Maybe I can do better here. It’s two slices of white bread which are grilled on a flat grill with lard/butter/I’m not really sure what, with a fried egg with sweetcorn kernels in the egg, they add an easy-singles slice of cheese and wait for it, a kiwi sauce! It all melts into deliciousness, served wrapped in paper! They have loads of different kinds of toasts on the menu, ham and cheese, shrimp, bulgogi, bacon, chicken but the cheese one is the best and I’ve only ever tried the ham and cheese before and I even used to order just cheese before I gave up meat! It’s so cheap too coming in at less than €2! Score! Isaac toast shops are all over Korea and it’s often touted as a must try if you visit Seoul and they have even opened branches in Hong Kong and LA. It’s come a long way from its humble beginnings when an old Korean woman opened her first sandwich street food stall outside of Chungjoo University in Seoul to make ends meet when her husband was diagnosed with a severe health condition.

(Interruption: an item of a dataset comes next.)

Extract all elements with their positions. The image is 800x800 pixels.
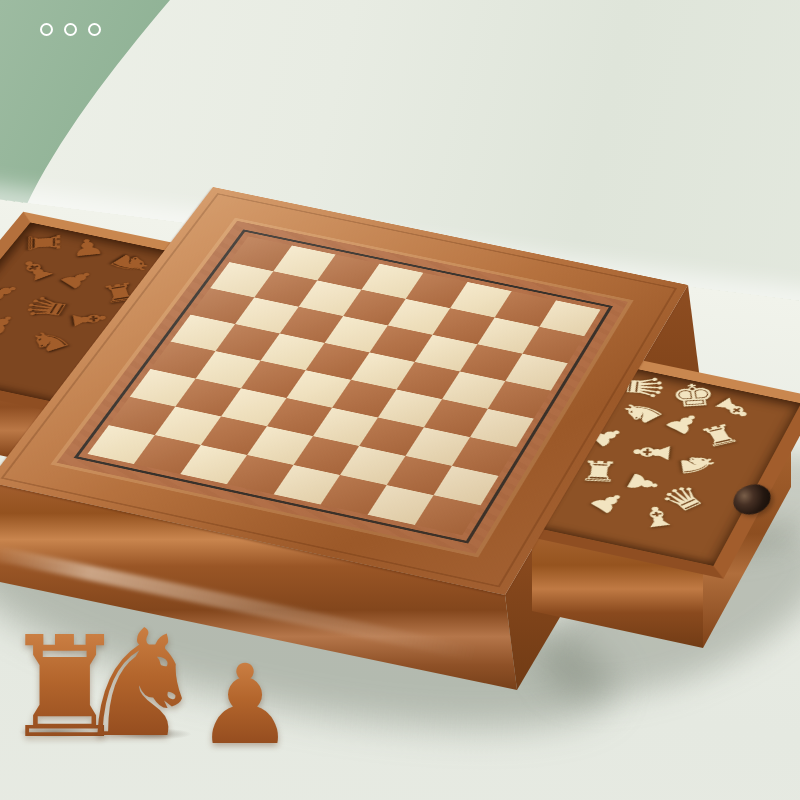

And after all that virtual tempting of your taste buds you might be craving something sweet – while dessert is normally not a huge deal in Asia, don’t worry, Korean cuisine has got you covered!
Patbingsu (팥빙수) – Shaved frozen milk with red bean with various toppings
Patbingsu or sometimes just ‘bingsu’ is a traditional Korean dessert with shaved frozen milk and red bean with various toppings. Traditionally these toppings are tteok (Korean rice cakes made from glutinous rice flour), red beans, sesame flour, and soy flour.
Nowadays there are many variations and adaptations of the traditional bingsu with toppings including ice cream, yoghurt, berries, fruit, chocolate, pieces of cheesecake, nuts, sauces – the works! But our favourite is still the traditional black sesame bingsu which is made up of shaved frozen milk with red beans, ddeok, some dried jujube, topped with black sesame flour, soy flour and a little jug of condensed milk to be poured over the top before eating! Mouthwateringly good! Or as they say in Korea – 맛있다! Masshittda!
Korean Cuisine; So Much More Than Meat BBQ
Korean cuisine is so much more than the galbi, barbequed ribs, and fried chicken it’s famous for. It’s incredibly diverse and there are so many variations of lots of the dishes mentioned above. We’ve only touched on some of the vast spread available and we could have written an entire post, or even a book, on the different kinds of side dishes alone! You could spend a lifetime eating your way through Korea and what a culinary adventure that would be. With that said, it’s dinnertime and we’re going to find some tasty, spicy Korean goodness.